Something occurred to Weber, from reviewing the literature the night before. “How does your brother seem when you talk to him on the phone?”
“I…haven’t called him. I’m just here, every day. I hate phones.”
“Ah! We can bond over that.”
“I haven’t called him since the accident. No point. He’d just hang up on me. At least that’s one thing he can’t do face-to-face.”
“Would you like to try an experiment?”
She was ready to try anything.
Mark Schluter sat toying with a video-game controller, turning it over in his palms as if it were some sealed bivalve he couldn’t open. Something had gone out of the game. He looked up at Weber, imploring. “You making some secret plans with her?”
“Not exactly.”
“You think she’s right?”
“About what?”
“About those guys,” Mark snapped.
“I couldn’t say. What do you think?”
Mark flinched. He sucked in a mouthful of air and held it for fifteen seconds, fingering his tracheotomy scar. “You’re supposed to be Dr. Brainiac. You gotta explain all this crap to me.”
Weber fell back on professional training. “It might help us both figure out what happened if we worked through a few tests.” Not exactly a lie, per se. He’d seen stranger things happen. As hopes went, it was qualified enough.
Mark stroked his scarred face and sighed. “Fine. Whatever you got. Knock yourself out.”
They worked for a long time. Mark hunched over the tests, gripping a pen as doggedly as he’d gripped the controller. His focus was all over the road, but he managed to complete most of the tasks. He showed little cognitive impairment.
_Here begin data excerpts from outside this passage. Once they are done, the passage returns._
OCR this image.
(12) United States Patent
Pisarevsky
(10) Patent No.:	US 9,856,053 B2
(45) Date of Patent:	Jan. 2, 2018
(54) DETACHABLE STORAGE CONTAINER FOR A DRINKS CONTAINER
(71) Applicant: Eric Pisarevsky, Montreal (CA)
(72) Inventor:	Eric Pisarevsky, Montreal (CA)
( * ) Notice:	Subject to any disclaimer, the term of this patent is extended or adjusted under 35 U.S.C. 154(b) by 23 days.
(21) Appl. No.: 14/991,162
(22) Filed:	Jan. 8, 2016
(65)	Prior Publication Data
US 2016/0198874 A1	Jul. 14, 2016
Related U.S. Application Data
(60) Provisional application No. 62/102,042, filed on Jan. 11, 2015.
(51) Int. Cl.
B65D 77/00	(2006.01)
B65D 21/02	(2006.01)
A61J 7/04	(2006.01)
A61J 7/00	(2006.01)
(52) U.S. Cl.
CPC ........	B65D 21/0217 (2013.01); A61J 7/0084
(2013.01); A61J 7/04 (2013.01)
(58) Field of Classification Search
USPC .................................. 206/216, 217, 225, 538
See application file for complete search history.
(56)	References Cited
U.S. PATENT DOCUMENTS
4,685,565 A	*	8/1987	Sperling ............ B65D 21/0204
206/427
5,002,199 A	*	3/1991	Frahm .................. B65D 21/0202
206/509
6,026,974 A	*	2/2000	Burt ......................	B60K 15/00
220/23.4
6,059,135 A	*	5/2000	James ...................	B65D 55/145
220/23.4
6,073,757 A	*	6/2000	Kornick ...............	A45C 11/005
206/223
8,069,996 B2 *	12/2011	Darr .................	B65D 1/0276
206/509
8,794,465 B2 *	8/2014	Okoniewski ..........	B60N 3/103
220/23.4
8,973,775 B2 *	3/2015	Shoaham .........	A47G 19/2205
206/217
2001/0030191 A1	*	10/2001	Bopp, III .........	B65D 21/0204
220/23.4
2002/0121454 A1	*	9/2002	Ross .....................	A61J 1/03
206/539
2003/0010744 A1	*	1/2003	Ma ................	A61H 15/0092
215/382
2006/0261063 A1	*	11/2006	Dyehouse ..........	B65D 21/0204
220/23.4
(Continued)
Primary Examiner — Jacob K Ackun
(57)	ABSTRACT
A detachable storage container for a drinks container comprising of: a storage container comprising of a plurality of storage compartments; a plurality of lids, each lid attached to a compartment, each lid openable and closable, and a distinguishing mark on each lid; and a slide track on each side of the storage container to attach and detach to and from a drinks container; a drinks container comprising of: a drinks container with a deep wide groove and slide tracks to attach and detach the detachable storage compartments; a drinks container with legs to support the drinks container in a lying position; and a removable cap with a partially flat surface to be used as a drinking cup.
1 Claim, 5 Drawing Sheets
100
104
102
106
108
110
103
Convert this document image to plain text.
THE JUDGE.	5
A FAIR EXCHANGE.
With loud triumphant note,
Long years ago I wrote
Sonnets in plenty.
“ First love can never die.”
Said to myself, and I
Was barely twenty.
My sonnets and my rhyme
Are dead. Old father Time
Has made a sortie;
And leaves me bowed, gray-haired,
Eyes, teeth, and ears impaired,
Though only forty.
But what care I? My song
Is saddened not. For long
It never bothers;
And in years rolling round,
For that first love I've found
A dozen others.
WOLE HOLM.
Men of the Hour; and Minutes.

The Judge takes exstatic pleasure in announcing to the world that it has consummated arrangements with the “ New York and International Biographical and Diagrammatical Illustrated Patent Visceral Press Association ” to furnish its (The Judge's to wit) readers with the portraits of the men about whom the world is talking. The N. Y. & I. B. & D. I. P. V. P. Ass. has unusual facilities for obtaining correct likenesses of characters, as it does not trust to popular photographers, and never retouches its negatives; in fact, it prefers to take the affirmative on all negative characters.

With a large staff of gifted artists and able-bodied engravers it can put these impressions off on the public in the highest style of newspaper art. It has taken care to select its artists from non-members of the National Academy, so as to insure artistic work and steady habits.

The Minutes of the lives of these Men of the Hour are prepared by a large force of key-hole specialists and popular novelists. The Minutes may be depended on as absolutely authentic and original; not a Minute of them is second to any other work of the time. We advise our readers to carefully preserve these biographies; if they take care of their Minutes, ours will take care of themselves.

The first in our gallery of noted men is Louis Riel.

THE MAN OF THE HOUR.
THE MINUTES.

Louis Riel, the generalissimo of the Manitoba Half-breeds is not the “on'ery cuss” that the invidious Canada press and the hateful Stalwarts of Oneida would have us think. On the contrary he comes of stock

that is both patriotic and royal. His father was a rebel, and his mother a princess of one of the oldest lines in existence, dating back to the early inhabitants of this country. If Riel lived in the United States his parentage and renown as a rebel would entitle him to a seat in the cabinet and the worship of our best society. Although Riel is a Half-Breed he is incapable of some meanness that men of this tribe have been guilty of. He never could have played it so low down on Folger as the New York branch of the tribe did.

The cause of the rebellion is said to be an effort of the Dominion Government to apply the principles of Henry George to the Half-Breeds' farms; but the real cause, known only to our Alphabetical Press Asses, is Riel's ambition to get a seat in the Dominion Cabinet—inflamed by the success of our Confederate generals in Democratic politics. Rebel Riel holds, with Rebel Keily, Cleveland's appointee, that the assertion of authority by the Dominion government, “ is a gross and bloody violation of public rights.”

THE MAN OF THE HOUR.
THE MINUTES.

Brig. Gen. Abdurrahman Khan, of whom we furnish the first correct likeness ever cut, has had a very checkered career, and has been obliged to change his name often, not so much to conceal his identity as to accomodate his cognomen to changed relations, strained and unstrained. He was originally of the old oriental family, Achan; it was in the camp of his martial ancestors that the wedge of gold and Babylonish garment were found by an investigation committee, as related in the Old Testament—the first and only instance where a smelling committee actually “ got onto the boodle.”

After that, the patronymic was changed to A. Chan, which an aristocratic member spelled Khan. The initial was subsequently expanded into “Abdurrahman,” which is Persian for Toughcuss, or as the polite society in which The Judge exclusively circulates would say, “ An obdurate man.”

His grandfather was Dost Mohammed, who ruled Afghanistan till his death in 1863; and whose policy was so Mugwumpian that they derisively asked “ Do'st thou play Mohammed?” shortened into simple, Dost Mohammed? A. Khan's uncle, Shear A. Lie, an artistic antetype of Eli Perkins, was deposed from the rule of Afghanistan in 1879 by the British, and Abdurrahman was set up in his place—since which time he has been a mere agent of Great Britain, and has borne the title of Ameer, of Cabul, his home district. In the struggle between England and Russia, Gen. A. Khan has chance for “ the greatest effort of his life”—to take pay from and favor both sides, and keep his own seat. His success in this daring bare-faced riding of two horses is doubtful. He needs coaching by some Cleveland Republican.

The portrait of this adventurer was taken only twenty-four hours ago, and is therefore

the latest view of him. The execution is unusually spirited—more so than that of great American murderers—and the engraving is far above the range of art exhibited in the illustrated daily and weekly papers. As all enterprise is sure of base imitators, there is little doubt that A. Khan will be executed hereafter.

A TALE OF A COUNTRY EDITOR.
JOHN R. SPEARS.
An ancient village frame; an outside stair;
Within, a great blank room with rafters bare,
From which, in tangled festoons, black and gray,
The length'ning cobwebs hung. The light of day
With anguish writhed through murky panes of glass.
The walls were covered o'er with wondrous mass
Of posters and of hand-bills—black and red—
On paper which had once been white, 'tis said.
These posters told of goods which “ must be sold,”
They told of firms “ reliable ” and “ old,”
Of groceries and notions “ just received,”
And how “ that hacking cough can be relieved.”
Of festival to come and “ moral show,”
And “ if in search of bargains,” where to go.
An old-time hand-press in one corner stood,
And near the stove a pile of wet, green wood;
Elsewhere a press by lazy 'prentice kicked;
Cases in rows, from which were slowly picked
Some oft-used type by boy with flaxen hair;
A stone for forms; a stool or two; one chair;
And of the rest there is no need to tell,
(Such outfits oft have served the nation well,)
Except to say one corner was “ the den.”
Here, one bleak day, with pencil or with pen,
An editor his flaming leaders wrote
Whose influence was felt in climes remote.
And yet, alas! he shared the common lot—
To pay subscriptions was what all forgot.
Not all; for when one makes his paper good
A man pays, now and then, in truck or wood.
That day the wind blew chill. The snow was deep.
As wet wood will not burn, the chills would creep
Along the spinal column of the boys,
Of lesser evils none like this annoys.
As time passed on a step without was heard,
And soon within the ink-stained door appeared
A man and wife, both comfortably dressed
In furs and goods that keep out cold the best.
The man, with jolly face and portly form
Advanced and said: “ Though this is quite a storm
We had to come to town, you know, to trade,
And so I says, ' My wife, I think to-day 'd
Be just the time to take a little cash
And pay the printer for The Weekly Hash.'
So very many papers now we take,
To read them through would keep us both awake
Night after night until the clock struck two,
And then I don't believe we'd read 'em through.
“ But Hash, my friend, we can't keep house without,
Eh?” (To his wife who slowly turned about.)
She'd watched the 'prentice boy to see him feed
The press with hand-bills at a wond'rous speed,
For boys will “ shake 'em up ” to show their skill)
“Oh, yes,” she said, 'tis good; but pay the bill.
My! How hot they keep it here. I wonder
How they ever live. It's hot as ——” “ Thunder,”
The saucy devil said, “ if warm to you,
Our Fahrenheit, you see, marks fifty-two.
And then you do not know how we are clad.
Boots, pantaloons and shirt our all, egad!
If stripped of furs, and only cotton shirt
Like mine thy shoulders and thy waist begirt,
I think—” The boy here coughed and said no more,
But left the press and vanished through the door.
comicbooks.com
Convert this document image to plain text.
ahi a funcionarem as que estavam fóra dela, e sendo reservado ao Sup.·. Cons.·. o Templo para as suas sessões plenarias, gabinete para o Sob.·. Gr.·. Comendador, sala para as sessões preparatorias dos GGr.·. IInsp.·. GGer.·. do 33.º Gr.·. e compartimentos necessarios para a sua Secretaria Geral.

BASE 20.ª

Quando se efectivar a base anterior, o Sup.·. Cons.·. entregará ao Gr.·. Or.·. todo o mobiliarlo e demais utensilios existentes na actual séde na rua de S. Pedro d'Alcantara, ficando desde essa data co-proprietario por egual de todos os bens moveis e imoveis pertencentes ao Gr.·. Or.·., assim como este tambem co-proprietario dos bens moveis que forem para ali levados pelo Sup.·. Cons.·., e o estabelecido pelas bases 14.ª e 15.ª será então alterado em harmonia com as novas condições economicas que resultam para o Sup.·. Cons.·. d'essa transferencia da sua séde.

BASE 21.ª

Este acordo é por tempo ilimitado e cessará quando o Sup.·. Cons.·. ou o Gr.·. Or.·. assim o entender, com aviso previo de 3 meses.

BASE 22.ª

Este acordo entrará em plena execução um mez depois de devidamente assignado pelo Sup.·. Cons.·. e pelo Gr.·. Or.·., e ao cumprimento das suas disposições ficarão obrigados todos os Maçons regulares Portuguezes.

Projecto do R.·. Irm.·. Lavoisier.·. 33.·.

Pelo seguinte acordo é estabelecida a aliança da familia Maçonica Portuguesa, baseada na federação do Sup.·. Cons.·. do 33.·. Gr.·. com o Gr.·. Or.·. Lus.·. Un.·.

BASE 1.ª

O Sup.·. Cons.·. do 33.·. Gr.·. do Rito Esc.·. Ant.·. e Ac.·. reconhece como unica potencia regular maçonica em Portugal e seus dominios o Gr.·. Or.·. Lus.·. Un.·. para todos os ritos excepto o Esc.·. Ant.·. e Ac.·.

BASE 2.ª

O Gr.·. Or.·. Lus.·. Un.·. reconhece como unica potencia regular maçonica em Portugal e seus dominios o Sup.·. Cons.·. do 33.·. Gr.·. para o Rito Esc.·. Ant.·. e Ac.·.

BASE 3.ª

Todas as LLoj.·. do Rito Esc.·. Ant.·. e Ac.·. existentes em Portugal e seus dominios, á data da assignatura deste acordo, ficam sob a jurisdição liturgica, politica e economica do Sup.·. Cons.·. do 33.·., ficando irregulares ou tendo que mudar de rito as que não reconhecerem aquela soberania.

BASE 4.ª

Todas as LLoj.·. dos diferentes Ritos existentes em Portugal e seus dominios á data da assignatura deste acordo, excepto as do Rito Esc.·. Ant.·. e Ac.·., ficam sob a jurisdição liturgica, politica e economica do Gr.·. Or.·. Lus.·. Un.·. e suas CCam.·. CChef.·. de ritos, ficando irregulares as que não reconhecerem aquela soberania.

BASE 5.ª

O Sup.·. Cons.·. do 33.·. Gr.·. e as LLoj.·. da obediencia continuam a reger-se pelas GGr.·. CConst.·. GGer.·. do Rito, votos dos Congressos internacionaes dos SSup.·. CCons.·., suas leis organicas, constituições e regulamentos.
His emotional maturity tested below average, but not much lower, Weber guessed, than the other parties to the morning’s confrontation. All of America would have tested below average on that, nowadays. Mark showed some features of depression. Weber would have been stunned if he didn’t. Borderline depression was a signal indicator of appropriate response, in the summer of 2002.
Other tests ferreted out paranoia. Until the mid 1970s, many clinicians maintained that Capgras was the by-product of a paranoiac condition. Another quarter-century had reversed cause and effect. Ellis and Young, in the late 1990s, suggested that patients who lose affective response to familiar people would reasonably become paranoid. So it always went, with ideas: go back far enough, and moving clouds caused the wind. Wilder reversals were on their way, should Weber live to witness them. The day would come when the last clean cause and effect would disappear into thickets of tangled networks.
But indisputably, Capgras and paranoia correlated. No surprise, then, when Mark’s scores showed mild paranoid tendencies. Just what horror the flashes of persecution and clowning held at bay, Weber’s tests could not determine.
Mark marveled at Weber’s professional patter. “Man! If I could talk like you, I’d be getting laid on a daily basis.” He launched into imitative psychobabble, almost convincing enough to earn him a comfortable wage somewhere on the West Coast.
Weber said, “I’m going to read you a story, and I want you to repeat it.” He took out the standard text and read at the usual speed. “‘Once upon a time, there was a farmer who fell ill. He went to the town doctor, but the doctor failed to cure him. The doctor told him, “Only a happy look will make you happy again.” So the farmer walked all through town looking for someone happy, but he could find no one. He went home. But just before he reached his farm, he saw a happy-looking deer racing across the hills, and began to feel a little better.’ Now you tell it back to me.”